Remember, we are on the “Journey to Nursing Excellence.” If you have an amazing story that illustrates these qualities or you have a suggestion as to how we can better demonstrate these qualities, please e-mail them to zanet.lester@crozer.org.

E-Newsletter Advisory Board

The Crozer-Keystone Center for Nursing Excellence E-newsletter is put together by an advisory board made up of group of nurses and administrators. The board members welcome your feedback and comments. Board members include:

  • CKHS: Zanet Lester, 15-6012
  • Crozer: Joy Oakey, 15-2059
  • DCMH: Helene Burns, 12-8438
  • Springfield: Janice Simons, 16-8768
  • Taylor: Kelly Dignazio and Theresa Sardella, 19-6284
  • Community: Terri Venello, 14-7232
  • Home Care and Hospice: Jane Hanahan, 610-394-1003
  • Supplemental Staffing: Linda Parker, 610-480-8251

Executive Endings

Jane Hanahan, RN, BSN, MHA
Director of Home Care/Hospice
Crozer-Keystone Health System

It takes a special person to work in hospice care. Most nurses who are drawn to this field are very sensitive clinicians with unique qualities, values and work experience. People often ask, “How do you do it?” While hospice work can be very sad, it is also very rewarding to provide comfort to patients at the end of their lives, as well as support to their families.

There are many misconceptions surrounding hospice – also known as the “H” word – because people think it means throwing in the towel. But that’s not true. The goal of hospice is not to hasten death. Rather, we help patients focus on the meaning of life in the presence of terminal illness, and make it possible for them to carry on with life as fully and as long as possible.
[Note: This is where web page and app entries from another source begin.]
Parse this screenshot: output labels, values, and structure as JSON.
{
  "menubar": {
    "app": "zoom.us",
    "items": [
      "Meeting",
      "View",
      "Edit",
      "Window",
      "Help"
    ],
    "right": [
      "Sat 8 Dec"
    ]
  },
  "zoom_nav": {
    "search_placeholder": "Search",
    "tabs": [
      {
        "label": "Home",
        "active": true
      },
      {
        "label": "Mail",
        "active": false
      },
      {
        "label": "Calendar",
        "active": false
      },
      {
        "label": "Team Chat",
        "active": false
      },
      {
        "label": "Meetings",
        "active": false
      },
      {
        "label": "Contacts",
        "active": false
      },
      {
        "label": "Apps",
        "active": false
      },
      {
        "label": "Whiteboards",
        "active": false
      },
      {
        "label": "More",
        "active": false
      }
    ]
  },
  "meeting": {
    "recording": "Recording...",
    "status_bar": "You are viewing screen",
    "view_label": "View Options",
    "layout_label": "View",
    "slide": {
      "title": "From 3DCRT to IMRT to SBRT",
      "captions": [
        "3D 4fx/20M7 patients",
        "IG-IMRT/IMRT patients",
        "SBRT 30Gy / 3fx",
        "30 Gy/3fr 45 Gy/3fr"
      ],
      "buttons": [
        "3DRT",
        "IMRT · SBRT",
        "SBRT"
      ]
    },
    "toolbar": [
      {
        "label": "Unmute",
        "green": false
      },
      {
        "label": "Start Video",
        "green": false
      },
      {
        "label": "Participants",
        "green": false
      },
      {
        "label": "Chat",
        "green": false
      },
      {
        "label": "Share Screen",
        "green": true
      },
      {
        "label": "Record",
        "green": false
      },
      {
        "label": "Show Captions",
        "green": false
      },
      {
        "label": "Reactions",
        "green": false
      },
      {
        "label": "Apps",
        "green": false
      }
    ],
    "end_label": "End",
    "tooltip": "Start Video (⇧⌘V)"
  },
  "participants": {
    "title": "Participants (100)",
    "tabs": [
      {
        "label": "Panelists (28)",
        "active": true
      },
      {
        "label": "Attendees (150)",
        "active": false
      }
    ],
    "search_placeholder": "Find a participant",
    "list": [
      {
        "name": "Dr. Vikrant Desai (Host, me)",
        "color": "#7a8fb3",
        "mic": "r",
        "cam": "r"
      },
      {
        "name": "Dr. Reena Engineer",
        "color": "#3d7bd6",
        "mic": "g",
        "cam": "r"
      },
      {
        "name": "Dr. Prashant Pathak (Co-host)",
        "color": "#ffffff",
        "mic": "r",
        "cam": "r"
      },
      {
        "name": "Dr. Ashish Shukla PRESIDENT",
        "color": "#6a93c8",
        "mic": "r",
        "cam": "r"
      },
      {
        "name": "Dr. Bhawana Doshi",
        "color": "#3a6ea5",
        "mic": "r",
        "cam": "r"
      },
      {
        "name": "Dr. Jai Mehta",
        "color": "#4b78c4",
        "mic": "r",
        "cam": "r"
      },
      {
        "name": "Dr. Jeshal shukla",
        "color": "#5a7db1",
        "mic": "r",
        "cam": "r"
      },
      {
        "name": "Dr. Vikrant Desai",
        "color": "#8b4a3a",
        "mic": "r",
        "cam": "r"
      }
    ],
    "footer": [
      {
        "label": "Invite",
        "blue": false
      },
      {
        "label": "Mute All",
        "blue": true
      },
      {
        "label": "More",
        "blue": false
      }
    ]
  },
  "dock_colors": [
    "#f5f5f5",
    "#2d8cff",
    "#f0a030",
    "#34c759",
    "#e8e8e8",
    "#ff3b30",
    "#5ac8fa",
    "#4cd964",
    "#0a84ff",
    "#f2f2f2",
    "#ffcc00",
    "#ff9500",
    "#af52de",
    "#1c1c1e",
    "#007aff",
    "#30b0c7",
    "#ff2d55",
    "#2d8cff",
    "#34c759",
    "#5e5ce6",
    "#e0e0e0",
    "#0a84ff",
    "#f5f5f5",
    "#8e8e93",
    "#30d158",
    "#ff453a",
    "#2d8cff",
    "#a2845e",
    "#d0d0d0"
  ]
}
Another misconception is that all patients in hospice care have cancer. In reality, 55 percent of our patients have non-cancerous conditions such as end-stage cardiac or lung disease. These patients choose hospice care because they just don’t want to go in and out of the hospital anymore.  They are grateful that we can help relieve symptoms such as anxiety and shortness of breath and prevent hospitalization.

In addition to providing physical care, hospice also provides for the patient’s social, emotional and spiritual needs. While affirming life, we try to make dying as graceful and pain-free as possible.

The patient’s entire family and caregivers are considered part of our unit of care. It is reassuring for the family to know that they can call someone in hospice care whenever they have concerns about their loved one, and we recognize the importance of keeping them well informed.

When the patient dies, our work is not done. We follow the family for another 13 months, making phone calls, sending mailings, offering bereavement support groups and referring them to professional bereavement counseling when appropriate. Memorial services are offered twice a year, and some people come back year after year. A special bond forms between hospice nurses and the patients’ families, and they welcome this opportunity to reconnect with the staff who supported them and their loved ones.

Hospice nurses possess a special brand of courage, caring and commitment. They devote their lives to helping others face the end of their own lives in their own way, with dignity and peace.